TBMM Anayasa Komisyonu Başkanı Prof.Dr. Burhan Kuzu, 1993 ve 2007 yıllarının, Türk siyasi tarihinde incelenmesi gereken iki yıl olduğunu söyledi. Kuzu, Adnan Kahveci’nin Gerede’de yaptığı trafik kazasının derinden incelenmesi gerektiğini ifade etti.
Atılım Üniversitesi Geleceğin Liderleri Topluluğu tarafından düzenlenen “Yeni Anayasa ve Başkanlık Sistemi” konulu konferansa TBMM Anayasa Komisyonu Başkanı Prof. Dr. Burhan Kuzu katıldı. Üniversitenin, Orhan Zaim Konferans Salonu’nda düzenlenen konferansta Kuzu, öğrencilere, başkanlık sistemi ile ilgili bilgi verdi. Konferansın sonunda öğrencilerin sorularını cevaplayan Kuzu, merhum Bakan Adnan Kahveci’nin ölümü ile ilgili önemli açıklamalarda bulundu.
Burhan Kuzu, 1990’lı yıllarda JİTEM’in, derin devletin, yurt içinin yurt dışının olaylara çomak soktuğu yıllar olarak değerlendirdi. Kuzu, “1993 yılına baktığınızda Uğur Mumcu’nun öldürülmesi, Eşref Bitlis’in öldürülmesi, Madımak olayı, Turgut Özal’ın öldürülmesi, 2 büyük çapta subayın öldürülmesi, Adnan Kahveci’nin Gerede’de yaptığı trafik kazası. 8-10 tane önemli olay var o dönemde. Ecel eceldir ama bu kadar acı ecelin hepsinin aynı yıllarda olması. Olur, Allah’ın takdiri bir şey demem ama insan biraz zorlanıyor bunları söylerken.” diye konuştu.

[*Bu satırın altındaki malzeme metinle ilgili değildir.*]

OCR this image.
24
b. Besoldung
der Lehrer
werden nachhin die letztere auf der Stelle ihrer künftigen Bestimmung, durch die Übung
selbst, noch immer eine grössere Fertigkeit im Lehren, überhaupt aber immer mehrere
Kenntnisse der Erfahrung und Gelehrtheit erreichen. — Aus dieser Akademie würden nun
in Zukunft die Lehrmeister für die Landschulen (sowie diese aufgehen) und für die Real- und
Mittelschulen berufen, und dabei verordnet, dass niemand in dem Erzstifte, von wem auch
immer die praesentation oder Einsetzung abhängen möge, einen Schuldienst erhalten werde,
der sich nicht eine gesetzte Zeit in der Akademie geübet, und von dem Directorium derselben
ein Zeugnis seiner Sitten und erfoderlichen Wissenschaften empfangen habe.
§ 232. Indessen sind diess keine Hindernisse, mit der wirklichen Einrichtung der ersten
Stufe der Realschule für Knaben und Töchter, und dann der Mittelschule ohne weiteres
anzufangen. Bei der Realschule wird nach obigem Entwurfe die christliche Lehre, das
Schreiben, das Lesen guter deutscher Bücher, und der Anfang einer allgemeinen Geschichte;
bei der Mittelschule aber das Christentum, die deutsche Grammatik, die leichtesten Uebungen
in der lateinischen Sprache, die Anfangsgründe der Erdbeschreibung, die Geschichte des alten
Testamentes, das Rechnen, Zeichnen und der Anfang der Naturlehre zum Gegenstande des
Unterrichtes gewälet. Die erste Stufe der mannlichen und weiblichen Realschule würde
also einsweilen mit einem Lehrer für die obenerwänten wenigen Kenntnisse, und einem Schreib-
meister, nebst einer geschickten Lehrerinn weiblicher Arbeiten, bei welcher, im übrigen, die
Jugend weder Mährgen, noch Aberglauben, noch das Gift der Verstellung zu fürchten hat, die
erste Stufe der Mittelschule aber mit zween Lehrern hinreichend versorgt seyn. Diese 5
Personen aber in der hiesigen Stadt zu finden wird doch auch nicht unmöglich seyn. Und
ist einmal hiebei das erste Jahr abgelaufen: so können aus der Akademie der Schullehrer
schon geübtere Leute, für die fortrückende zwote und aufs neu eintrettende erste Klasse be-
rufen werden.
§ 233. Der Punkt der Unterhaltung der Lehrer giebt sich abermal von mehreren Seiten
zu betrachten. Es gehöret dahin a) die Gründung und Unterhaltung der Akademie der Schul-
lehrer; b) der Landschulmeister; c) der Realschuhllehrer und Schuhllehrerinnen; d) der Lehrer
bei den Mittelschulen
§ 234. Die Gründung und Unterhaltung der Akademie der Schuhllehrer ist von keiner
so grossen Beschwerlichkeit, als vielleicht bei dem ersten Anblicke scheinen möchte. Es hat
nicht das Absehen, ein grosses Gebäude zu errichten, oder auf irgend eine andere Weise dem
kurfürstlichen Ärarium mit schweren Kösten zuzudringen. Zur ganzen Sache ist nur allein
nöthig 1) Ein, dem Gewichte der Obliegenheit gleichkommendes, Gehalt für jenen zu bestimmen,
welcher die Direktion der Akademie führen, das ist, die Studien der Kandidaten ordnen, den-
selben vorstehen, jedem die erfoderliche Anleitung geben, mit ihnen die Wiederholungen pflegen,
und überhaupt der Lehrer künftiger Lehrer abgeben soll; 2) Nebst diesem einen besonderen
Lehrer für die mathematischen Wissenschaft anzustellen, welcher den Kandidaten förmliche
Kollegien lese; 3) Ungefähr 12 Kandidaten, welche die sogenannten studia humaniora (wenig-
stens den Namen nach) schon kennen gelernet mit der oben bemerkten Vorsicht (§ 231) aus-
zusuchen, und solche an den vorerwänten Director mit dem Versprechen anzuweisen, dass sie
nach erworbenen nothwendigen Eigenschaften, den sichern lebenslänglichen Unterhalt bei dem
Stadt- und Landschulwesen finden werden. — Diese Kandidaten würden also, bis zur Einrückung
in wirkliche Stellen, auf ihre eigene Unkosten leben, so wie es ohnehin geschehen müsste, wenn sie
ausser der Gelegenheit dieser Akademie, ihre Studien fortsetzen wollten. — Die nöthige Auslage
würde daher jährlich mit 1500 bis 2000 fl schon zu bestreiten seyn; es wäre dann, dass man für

Kuzu, sözlerinin devamında, Adnan Kahveci’nin Gerede’de yaptığı trafik kazasının derinden incelenmesi gerektiğini ifade etti.
Kuzu, şöyle konuştu: “Adnan Kahveci olayı durup dururken gündeme gelmedi. Özal çok yakından tanıdığım bir liderdir. Kendisinin vefatıyla alakalı olaylar o günden bugüne hiç kesilmedi. Olayların seyri de hep şüphe çekiyor. Normal ölüm de olabilir ama olaylara baktığınız zaman, Kartal Demirağ meselesinde kurşun isabet etmiyor, o bir takdiri ilahi ama ondan sonra Korkut Özal’ın bana söylediği, (Turgut abi, bu işin üzerine gidelim dediğimde, ‘sakın ha bu işi kurcalamayın işin içerisinde o günün MGK üyelerinin bile bulunduğunu’, dolayısıyla bu işin devlete zarar vereceğini söyleyerek konuyu tamamen kapatmamızı istedi) demişti. Ayrıca Özal’ın vefatı ve onun arkasından yaşananlar, adli tıp raporuna bakıyorsun, 16 Nisan günü gece Semra Hanım rahatsızlanıyor. Kardiyolog doktor geliyor, sanki Özal için gelmiş zannediyorsunuz, muayene ediyor Semra hanımı ‘normale döndü’ diyor. O gün saat 4’te yatıyor, 8.5’ta kalkıyor, gece saat 3’te bir kola veriliyor. Bu kolayı veren görevlilerden biri Kanada’ya diğeri Honduras’a kaçıyor. Bu iki ülkenin de Türkiye ile yardımlaşması yok. Bu çok planlı ve projeli bir şekilde oluyor. GATA hazırlanıyor. GATA’ya gidiyor araç, aracı döndürüyorlar Hacettepe’ye, doğru çocuk bölümüne, arkasından yanlış geldik, büyüklerin bölümüne. Alınan kanın kaybolması. Olaylar zinciri birbirini kovalıyor.”